We address three fundamental questions on the unambiguous detection of life beyond Earth as well as tracers of the earliest life on Earth:
(i) where do we need to search for life,
(ii) how do we define what we are searching for, and
(iii) how do we correctly interpret our findings.
The three domains that we will compare for quality and nomenclature of possible tracers of life and habitability: Earth, Solar System bodies, and exoplanets. Examples of tracers commonly cited but not unambiguous because of possible abiotic origin shown here are a stromatolite showing the fossil record of Earth, organic matter as was already found on Mars, and an example atmospheric spectrum of an Earth-like exoplanet.

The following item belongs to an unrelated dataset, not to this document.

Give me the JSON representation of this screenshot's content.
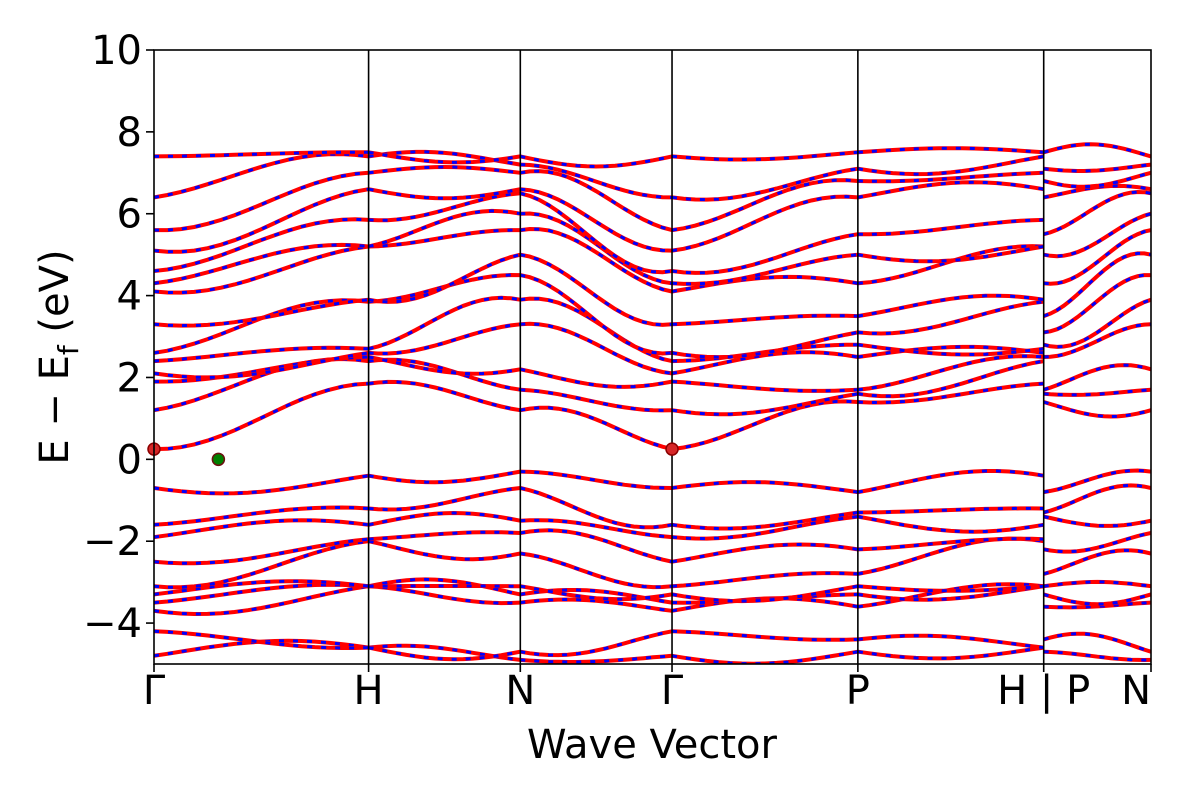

More specifically, our efforts are concentrated in three different domains: (1) origin and earliest evolution of life on Earth, (2) tracers of habitability and past or present life on planets or moons in the Solar System, and (3) signatures of water and specific gases that may indicate habitability and biotic processes in exoplanetary atmospheres. Currently, tracers are handled in a decoupled way in these three domains, and their meaning varies from discipline to discipline.
While within each discipline the definition of a tracer is generally well-defined, that tracer may have an entirely different meaning in another field. As part of the TRACERS work programme, we therefore developed this universal, well-defined, open-access, online tracers portal.